Professional Footballers’ Association Announces first CTE Prevention Protocol
Professional Footballers’ Association Announces first CTE Prevention Protocol
(San Francisco) The Professional Footballers’ Association (PFA), the union representing current and former footballers (soccer players) in the Premier League, the FA Women’s Super League and the English Football Leagues, announced today the implementation of the world’s first CTE Prevention Protocol, setting a new benchmark for protecting long-term brain health in sport.
Chronic traumatic encephalopathy (CTE) is a degenerative brain disease caused by repeated head impacts that has been diagnosed in the majority of professional American football, soccer, rugby, and ice hockey players studied in global brain banks.
The PFA’s CTE Prevention Protocol is designed to reduce head impact exposure across a player’s lifetime. It includes measures like annual CTE education for players, minimizing heading in training, encouraging delaying heading until age 12, supporting CTE focused research, and compassionate, emotional, practical, and financial care for players already living with suspected CTE.
“CTE is preventable. Period,” said Dr. Adam White, Director of Brain Health at the PFA. “With what we know today about the disease, it would be a failure to our players to do nothing. The science and solutions are clear, it just takes willingness from the sporting bodies to put athletes’ long-term health first and I am pleased that we have been able to do that in England. I encourage all sports to put as much, if not more, effort into CTE prevention protocols as they have concussion protocols.”
White announced the new prevention effort today at the first Global CTE Summit in San Francisco, a conference organized by the Concussion & CTE Foundation in collaboration with the Boston University Center and the UCSF Fein Memory & Aging Center.
Research funded by the PFA and the Football Association (FA) has shown that professional football players in Scotland have a 3.5 times greater risk of dementia compared to the general population, and post-mortem studies of former professional football players in the UK have found a majority of those studied have CTE, a disease also never found in the general population. Converging evidence suggests the elevated dementia risk among football players is linked to cumulative lifetime exposure to repetitive head impacts, the only known risk factor for CTE, primarily through heading the ball.
Many former professional football players have been diagnosed with CTE after death, including most recently Gordon McQueen and Chris Nicholl, joining others including Jeff Astle, Rod Taylor, and Kevin Bird.
The PFA’s protocol follows the publication of a CTE Prevention Protocol framework in 2023 by an international group of researchers convened by the Concussion & CTE Foundation and Boston University CTE Center.

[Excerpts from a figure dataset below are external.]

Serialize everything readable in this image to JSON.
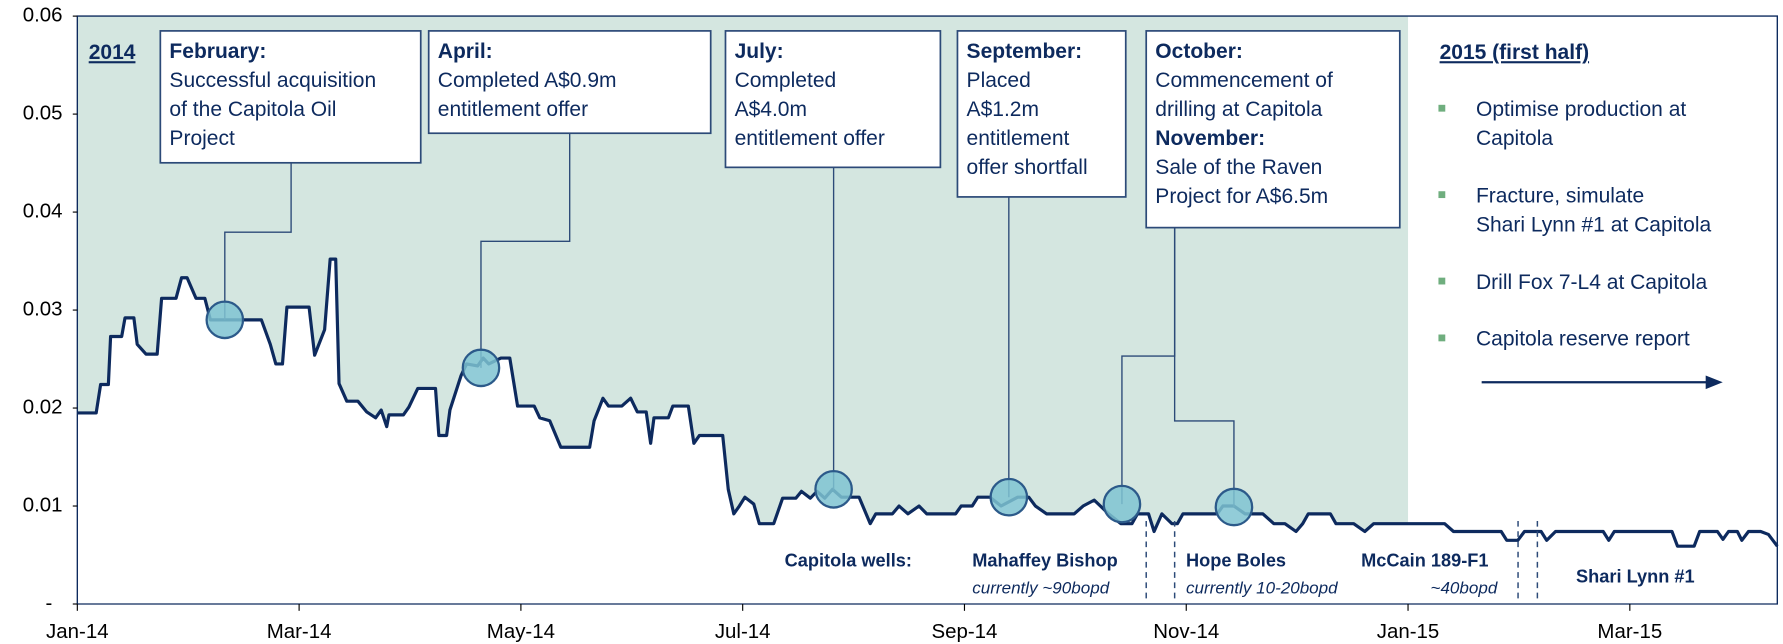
{
  "chart_data": {
    "type": "line",
    "x": [
      0,
      0.17,
      0.21,
      0.28,
      0.3,
      0.4,
      0.43,
      0.51,
      0.54,
      0.62,
      0.72,
      0.76,
      0.89,
      0.94,
      0.99,
      1.07,
      1.15,
      1.2,
      1.66,
      1.74,
      1.79,
      1.85,
      1.89,
      2.09,
      2.14,
      2.23,
      2.28,
      2.33,
      2.36,
      2.43,
      2.53,
      2.61,
      2.69,
      2.74,
      2.79,
      2.81,
      2.94,
      2.99,
      3.07,
      3.23,
      3.26,
      3.33,
      3.36,
      3.46,
      3.51,
      3.61,
      3.66,
      3.71,
      3.82,
      3.9,
      3.97,
      4.12,
      4.17,
      4.26,
      4.36,
      4.62,
      4.66,
      4.74,
      4.79,
      4.91,
      4.99,
      5.05,
      5.13,
      5.17,
      5.2,
      5.33,
      5.37,
      5.51,
      5.56,
      5.61,
      5.82,
      5.87,
      5.92,
      5.97,
      6.02,
      6.1,
      6.15,
      6.28,
      6.36,
      6.48,
      6.53,
      6.61,
      6.67,
      6.74,
      6.81,
      6.89,
      7.05,
      7.15,
      7.2,
      7.35,
      7.41,
      7.49,
      7.59,
      7.66,
      7.92,
      7.97,
      8.07,
      8.12,
      8.23,
      8.33,
      8.48,
      8.58,
      8.64,
      8.74,
      8.99,
      9.07,
      9.17,
      9.3,
      9.41,
      9.51,
      9.56,
      9.66,
      9.71,
      9.78,
      9.87,
      9.92,
      9.97,
      10.28,
      10.33,
      10.43,
      10.53,
      10.69,
      10.79,
      10.89,
      10.99,
      11.05,
      11.1,
      11.3,
      11.35,
      11.51,
      11.61,
      11.69,
      12.33,
      12.41,
      12.84,
      12.89,
      12.99,
      13.05,
      13.2,
      13.25,
      13.33,
      13.76,
      13.81,
      13.86,
      14.38,
      14.43,
      14.58,
      14.63,
      14.79,
      14.84,
      14.89,
      14.97,
      15.01,
      15.07,
      15.18,
      15.25,
      15.33
    ],
    "values": [
      0.0195,
      0.0195,
      0.0224,
      0.0224,
      0.0273,
      0.0273,
      0.0292,
      0.0292,
      0.0265,
      0.0255,
      0.0255,
      0.0312,
      0.0312,
      0.0333,
      0.0333,
      0.0312,
      0.0312,
      0.029,
      0.029,
      0.0265,
      0.0245,
      0.0245,
      0.0303,
      0.0303,
      0.0254,
      0.028,
      0.0352,
      0.0352,
      0.0225,
      0.0207,
      0.0207,
      0.0196,
      0.019,
      0.0198,
      0.0181,
      0.0193,
      0.0193,
      0.0201,
      0.022,
      0.022,
      0.0172,
      0.0172,
      0.0198,
      0.0233,
      0.0245,
      0.0243,
      0.0251,
      0.0245,
      0.0251,
      0.0251,
      0.0202,
      0.0202,
      0.019,
      0.0187,
      0.016,
      0.016,
      0.0187,
      0.021,
      0.0202,
      0.0202,
      0.021,
      0.0196,
      0.0196,
      0.0164,
      0.019,
      0.019,
      0.0202,
      0.0202,
      0.0164,
      0.0172,
      0.0172,
      0.0117,
      0.0092,
      0.01,
      0.0109,
      0.0102,
      0.0082,
      0.0082,
      0.0108,
      0.0108,
      0.0115,
      0.0108,
      0.0115,
      0.0108,
      0.0117,
      0.0109,
      0.0109,
      0.0082,
      0.0092,
      0.0092,
      0.01,
      0.0092,
      0.01,
      0.0092,
      0.0092,
      0.01,
      0.01,
      0.0109,
      0.0109,
      0.01,
      0.0109,
      0.0109,
      0.01,
      0.0092,
      0.0092,
      0.01,
      0.0106,
      0.0092,
      0.0082,
      0.0082,
      0.0092,
      0.0092,
      0.0074,
      0.0092,
      0.0082,
      0.0082,
      0.0092,
      0.0092,
      0.01,
      0.01,
      0.0092,
      0.0092,
      0.0082,
      0.0082,
      0.0074,
      0.0082,
      0.0092,
      0.0092,
      0.0082,
      0.0082,
      0.0074,
      0.0082,
      0.0082,
      0.0074,
      0.0074,
      0.0065,
      0.0065,
      0.0074,
      0.0074,
      0.0065,
      0.0074,
      0.0074,
      0.0065,
      0.0074,
      0.0074,
      0.0059,
      0.0059,
      0.0074,
      0.0074,
      0.0066,
      0.0074,
      0.0074,
      0.0065,
      0.0074,
      0.0074,
      0.0071,
      0.0059
    ],
    "color": "#0d2a5e",
    "shade_color": "#d4e6e0",
    "xlim": [
      0,
      15.33
    ],
    "xticks": [
      {
        "value": 0,
        "label": "Jan-14"
      },
      {
        "value": 2,
        "label": "Mar-14"
      },
      {
        "value": 4,
        "label": "May-14"
      },
      {
        "value": 6,
        "label": "Jul-14"
      },
      {
        "value": 8,
        "label": "Sep-14"
      },
      {
        "value": 10,
        "label": "Nov-14"
      },
      {
        "value": 12,
        "label": "Jan-15"
      },
      {
        "value": 14,
        "label": "Mar-15"
      }
    ],
    "ylim": [
      0,
      0.06
    ],
    "yticks": [
      {
        "value": 0,
        "label": "-"
      },
      0.01,
      0.02,
      0.03,
      0.04,
      0.05,
      0.06
    ],
    "period_label": "2014",
    "annotations": [
      {
        "parts": [
          {
            "heading": "February:",
            "lines": [
              "Successful acquisition",
              "of the Capitola Oil",
              "Project"
            ],
            "x": 1.33,
            "y": 0.029
          }
        ]
      },
      {
        "parts": [
          {
            "heading": "April:",
            "lines": [
              "Completed A$0.9m",
              "entitlement offer"
            ],
            "x": 3.64,
            "y": 0.0241
          }
        ]
      },
      {
        "parts": [
          {
            "heading": "July:",
            "lines": [
              "Completed",
              "A$4.0m",
              "entitlement offer"
            ],
            "x": 6.82,
            "y": 0.0117
          }
        ]
      },
      {
        "parts": [
          {
            "heading": "September:",
            "lines": [
              "Placed",
              "A$1.2m",
              "entitlement",
              "offer shortfall"
            ],
            "x": 8.4,
            "y": 0.0109
          }
        ]
      },
      {
        "parts": [
          {
            "heading": "October:",
            "lines": [
              "Commencement of",
              "drilling at Capitola"
            ],
            "x": 9.42,
            "y": 0.0102
          },
          {
            "heading": "November:",
            "lines": [
              "Sale of the Raven",
              "Project for A$6.5m"
            ],
            "x": 10.43,
            "y": 0.0099
          }
        ]
      }
    ],
    "outlook": {
      "title": "2015 (first half)",
      "bullets": [
        {
          "lines": [
            "Optimise production at",
            "Capitola"
          ]
        },
        {
          "lines": [
            "Fracture, simulate",
            "Shari Lynn #1 at Capitola"
          ]
        },
        {
          "lines": [
            "Drill Fox 7-L4 at Capitola"
          ]
        },
        {
          "lines": [
            "Capitola reserve report"
          ]
        }
      ]
    },
    "wells_label": "Capitola wells:",
    "wells": [
      {
        "name": "Mahaffey Bishop",
        "note": "currently  ~90bopd"
      },
      {
        "name": "Hope Boles",
        "note": "currently  10-20bopd"
      },
      {
        "name": "McCain 189-F1",
        "note": "~40bopd"
      },
      {
        "name": "Shari Lynn #1"
      }
    ]
  }
}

The framework provides strategies focused on reducing repetitive head impact exposure in practice and games, educating athletes, and instituting a minimum age to begin to expose children to the risk of developing CTE.
“Athletes around the globe should applaud the PFA for their leadership on CTE prevention,” said Nowinski. “While many sports organizations still hide from CTE, refusing to take simple actions to prevent their players from developing dementia later in life, the PFA is showing moral courage by acting in the best interests of the players. Every sport now has a clear roadmap, and a responsibility to follow it.”